We are all aware of some of the negative views that people have about our great sport. I even have a fair few of my own. But it is important to occasionally pat our sport on the back and remind ourselves that it would not be the biggest sport in the world if it only had evil running through its veins.
At the end of a week that saw Carlos Tevez step miles over the proverbial line by refusing to cross the very real one at the side of the pitch, an announcement was issued from a mid table, somewhat unglamorous but well supported side that threw into sharp relief the antics of the despicable Argentine. Niall Quinn was to step down as chairman at Sunderland AFC.
There was not a more loved chairman in world football. Sunderland fans love the man and have done almost since the day he arrived in the late 90’s from Manchester City as a player. And in a refreshing change from the normal player fan relationship, Quinn loved them back. In a quote now universally known in Sunderland the Irishman said, “I learned my trade at Arsenal, became a footballer at Manchester City, but Sunderland got under my skin. I love Sunderland.”
In his days as a player, he struck up a fantastic partnership with Kevin Phillips which saw the Mackems propel themselves to consecutive seventh place finishes at the start of the century, the highest the club has finished since the Second World War. But it is not for this simple reason that he is loved. Quinn held his testimonial game at the Stadium of Light and donated all the proceeds to children’s charities in the north east and in Ireland. And in 2006, with Sunderland once again a second tier club, he led the Drumaville consortium in their takeover and installed Roy Keane as manager. From bottom of the Championship in 2006 to a top half finish last season, Quinn has been the constant driving force at Sunderland.

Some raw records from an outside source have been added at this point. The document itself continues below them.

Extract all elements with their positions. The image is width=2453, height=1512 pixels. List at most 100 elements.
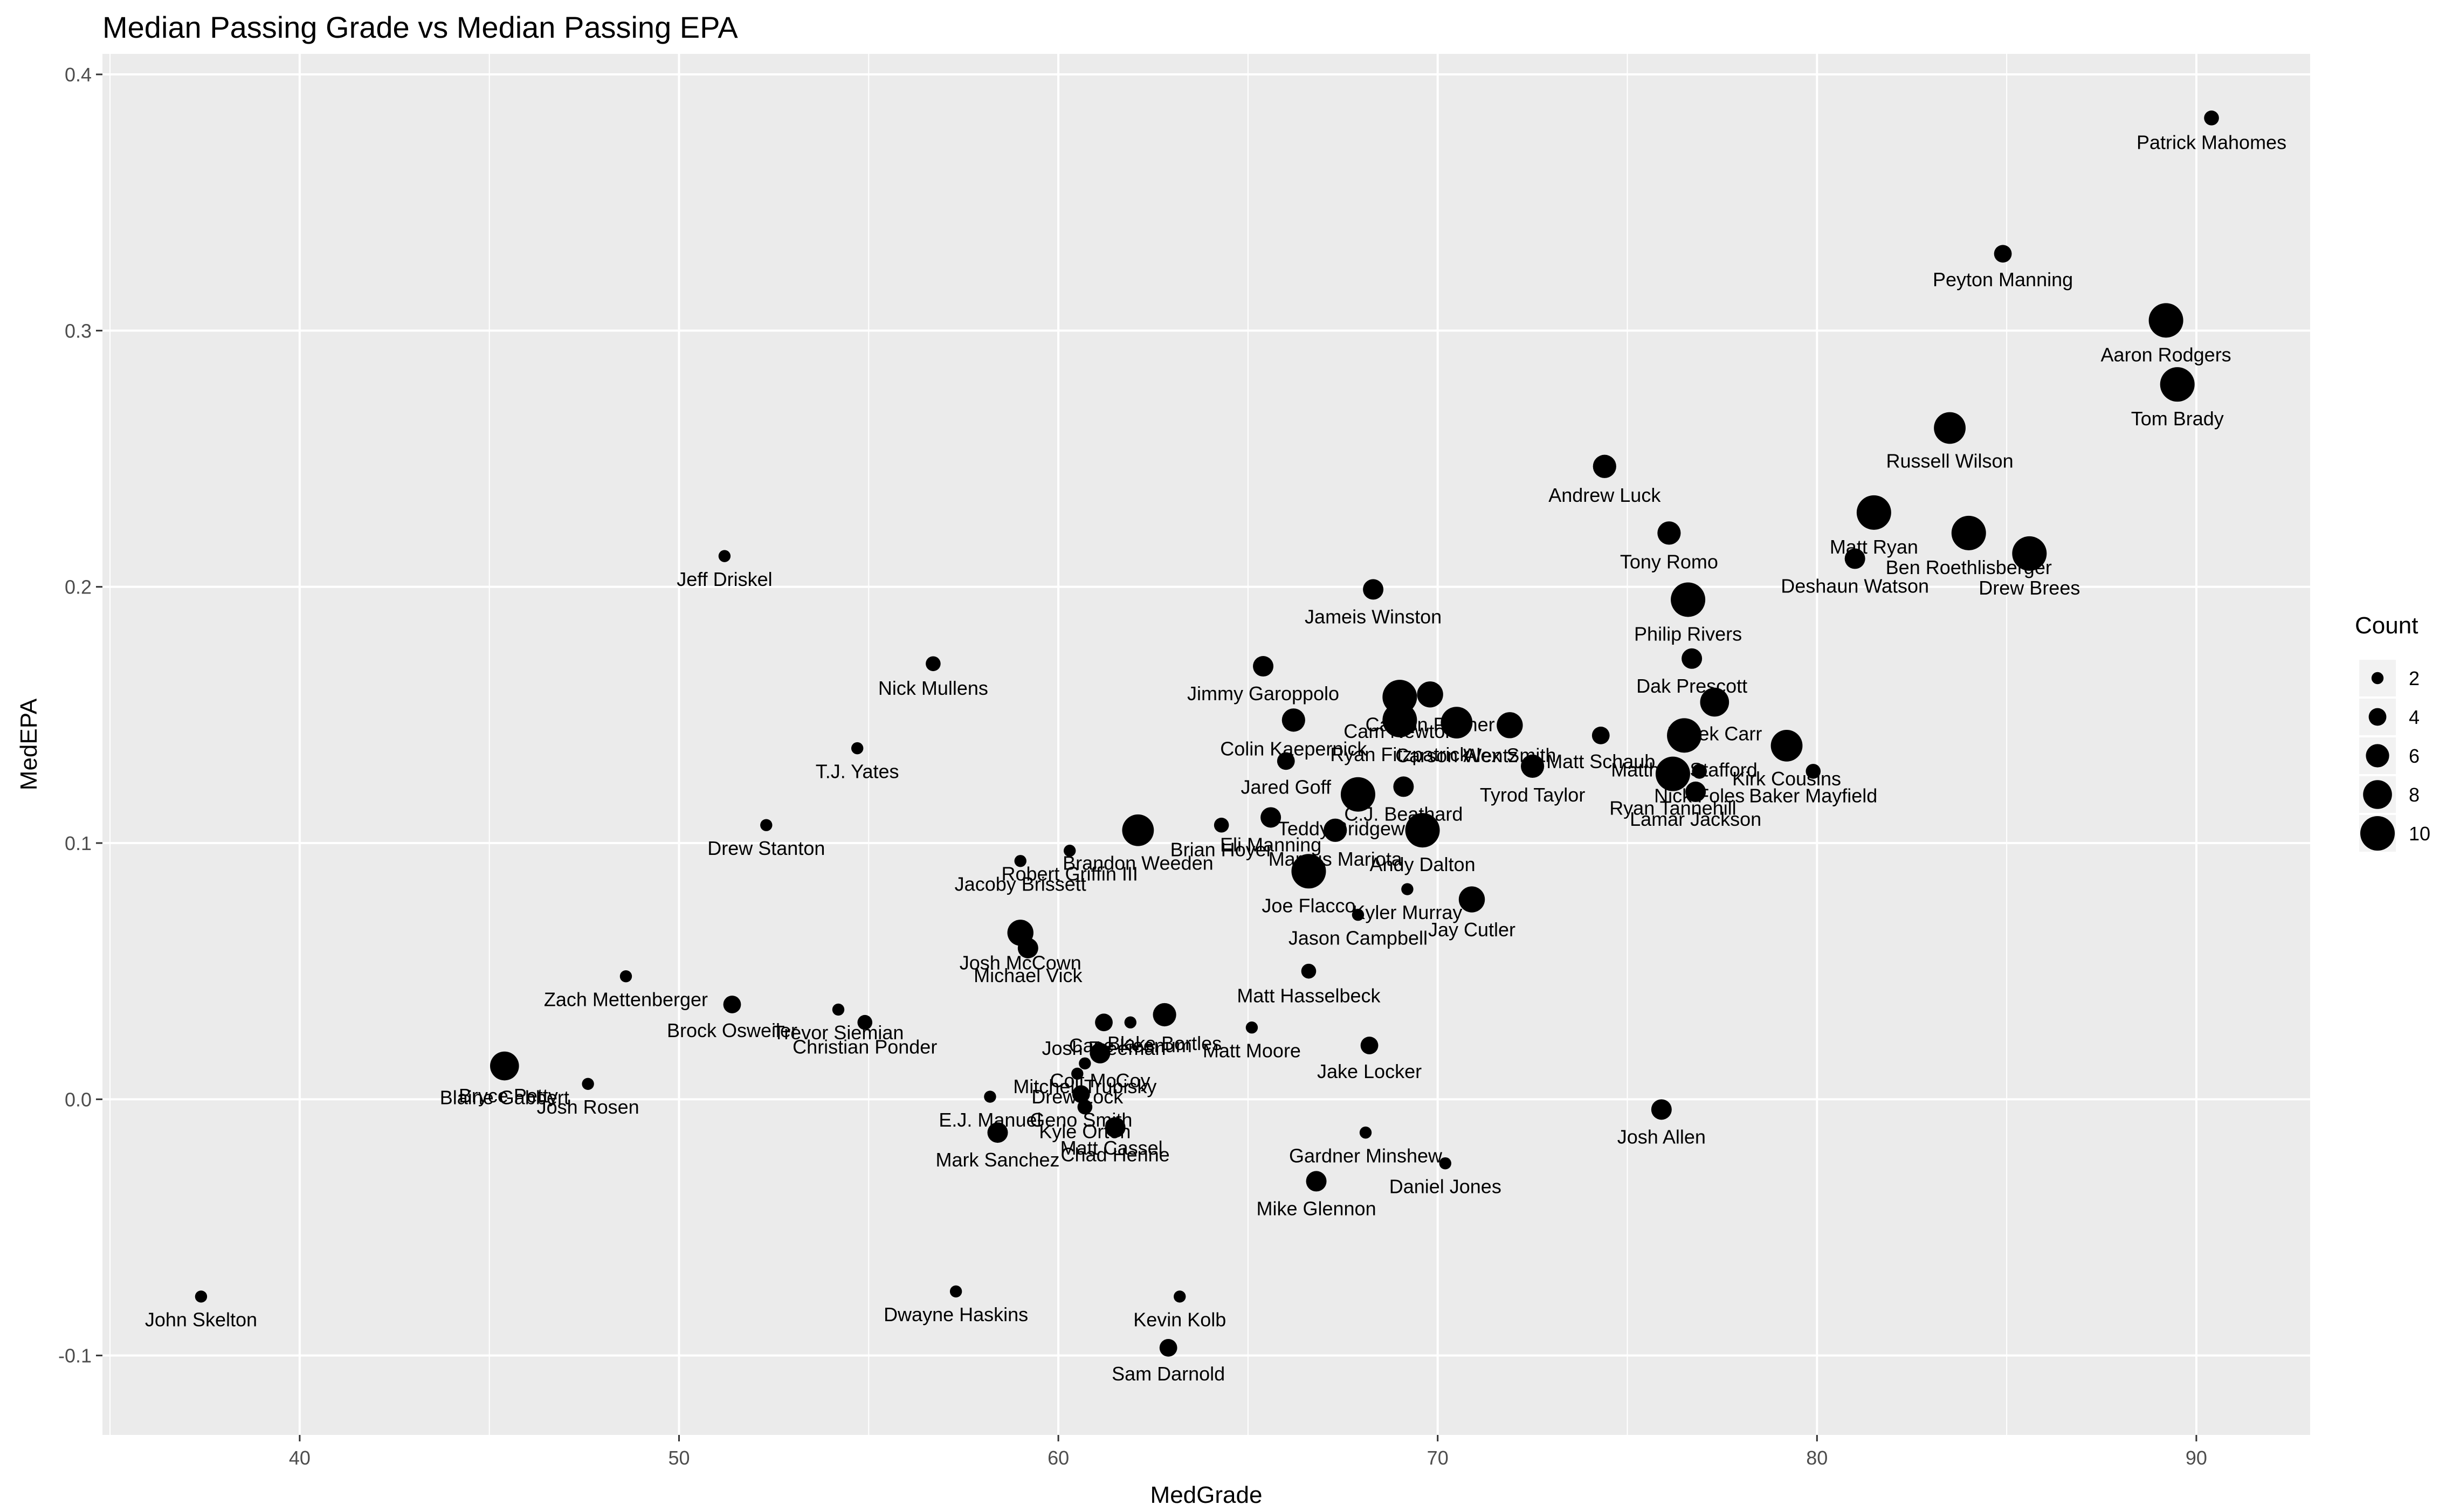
data-point [987,1122,1008,1143]
legend-key [2363,780,2392,809]
y-tick-label: -0.1 [58,1345,92,1367]
data-point [1214,817,1229,833]
point-label: Geno Smith [1030,1109,1132,1131]
data-point [926,656,941,672]
data-point [1521,754,1545,778]
point-label: Baker Mayfield [1749,785,1877,807]
x-tick-label: 90 [2186,1447,2207,1469]
data-point [1497,712,1523,738]
point-label: Eli Manning [1220,833,1321,855]
point-label: Matt Moore [1203,1039,1301,1061]
data-point [1064,845,1076,857]
point-label: Drew Brees [1979,577,2080,599]
legend-key [2371,672,2384,685]
data-point [1393,776,1414,797]
data-point [1122,814,1154,846]
data-point [718,550,731,562]
point-label: Lamar Jackson [1630,808,1761,830]
point-label: Drew Lock [1031,1086,1124,1108]
data-point [1458,886,1485,913]
point-label: Tyrod Taylor [1480,784,1585,806]
y-tick-label: 0.3 [65,320,92,342]
point-label: Trevor Siemian [773,1021,904,1044]
chart-title: Median Passing Grade vs Median Passing E… [102,10,738,44]
point-label: Jimmy Garoppolo [1187,682,1339,705]
data-point [1340,777,1375,812]
data-point [1245,1021,1258,1034]
point-label: Peyton Manning [1933,268,2073,291]
x-axis-label: MedGrade [1150,1482,1263,1508]
data-point [1281,708,1305,732]
data-point [1770,729,1803,762]
legend-label: 2 [2409,667,2420,689]
data-point [1124,1016,1136,1028]
point-label: Bryce Petty [459,1085,558,1107]
point-label: Blaine Gabbert [440,1086,569,1108]
data-point [1324,818,1347,842]
point-label: Josh Freeman [1042,1037,1166,1059]
point-label: Jake Locker [1317,1060,1422,1082]
legend-title: Count [2355,612,2418,639]
point-label: Tony Romo [1620,550,1718,572]
data-point [1692,764,1707,779]
point-label: E.J. Manuel [939,1109,1041,1131]
point-label: Josh Allen [1617,1126,1706,1148]
data-point [851,742,864,755]
point-label: T.J. Yates [816,760,899,782]
point-label: Carson Wentz [1395,744,1518,767]
point-label: Michael Vick [974,964,1083,986]
data-point [1667,718,1702,753]
point-label: Nick Mullens [878,677,988,699]
data-point [1306,1171,1327,1192]
data-point [857,1014,873,1030]
data-point [619,970,632,983]
legend-label: 4 [2409,706,2420,728]
data-point [582,1078,594,1090]
point-label: Drew Stanton [707,837,825,859]
data-point [1077,1099,1093,1115]
data-point [1352,908,1365,921]
point-label: Andy Dalton [1369,853,1475,875]
point-label: Kevin Kolb [1133,1309,1226,1331]
data-point [1856,495,1891,530]
data-point [1405,813,1440,848]
point-label: Dwayne Haskins [884,1303,1028,1325]
data-point [1363,579,1384,600]
data-point [1105,1119,1118,1131]
data-point [1591,726,1610,744]
point-label: Alex Smith [1463,744,1556,767]
data-point [1253,656,1274,677]
point-label: Jeff Driskel [677,568,772,590]
point-label: Carson Palmer [1366,714,1495,736]
point-label: Tom Brady [2131,408,2224,430]
data-point [1291,854,1326,889]
point-label: Deshaun Watson [1781,575,1929,597]
data-point [1071,1067,1084,1080]
point-label: Ryan Tannehill [1609,797,1737,819]
data-point [723,996,741,1013]
point-label: Colt McCoy [1050,1069,1150,1092]
point-label: Josh McCown [960,952,1081,974]
x-tick-label: 80 [1806,1447,1828,1469]
legend-label: 8 [2409,784,2420,806]
data-point [1417,681,1443,708]
point-label: Chad Henne [1061,1144,1170,1166]
plot-panel [102,54,2310,1435]
data-point [1014,855,1026,867]
y-tick-label: 0.2 [65,576,92,598]
point-label: Christian Ponder [793,1036,937,1058]
point-label: Matt Cassel [1060,1137,1163,1159]
legend-key [2368,708,2387,726]
data-point [1934,412,1966,444]
point-label: Gardner Minshew [1289,1144,1443,1166]
point-label: Matt Hasselbeck [1237,984,1381,1006]
data-point [1401,883,1414,895]
data-point [1360,1037,1379,1054]
point-label: Zach Mettenberger [544,988,708,1010]
point-label: Brock Osweiler [667,1019,797,1041]
point-label: Derek Carr [1667,722,1762,744]
data-point [1359,1126,1372,1139]
point-labels: Patrick Mahomes Peyton Manning Aaron Rodge… [145,132,2286,1385]
point-label: Nick Foles [1654,785,1745,807]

There are many stories about Quinn that help to explain his popularity but the best for me is the occasion that he paid for around 100 Sunderland fans to get home from Bristol Airport after their flight was cancelled after a victory away at Cardiff. Rather than see them have to wait until the morning to get home, Quinn stumped up £8,000 for 16 taxis for the group back to the north east, in a moment of generosity that will long be remembered by Sunderland fans.
In his time at Sunderland he has sold the club to Texan billionaire Ellis Short who will now take over as chairman, surely a sign that things are moving in the right direction at a club that not too long ago was the typical yo-yo side with little or no stability. The fact that he has achieved this with a constant smile and a real bond with the fans is a credit to his infectious personality. Not many people in football can claim to have no enemies, but Niall Quinn is certainly one of them.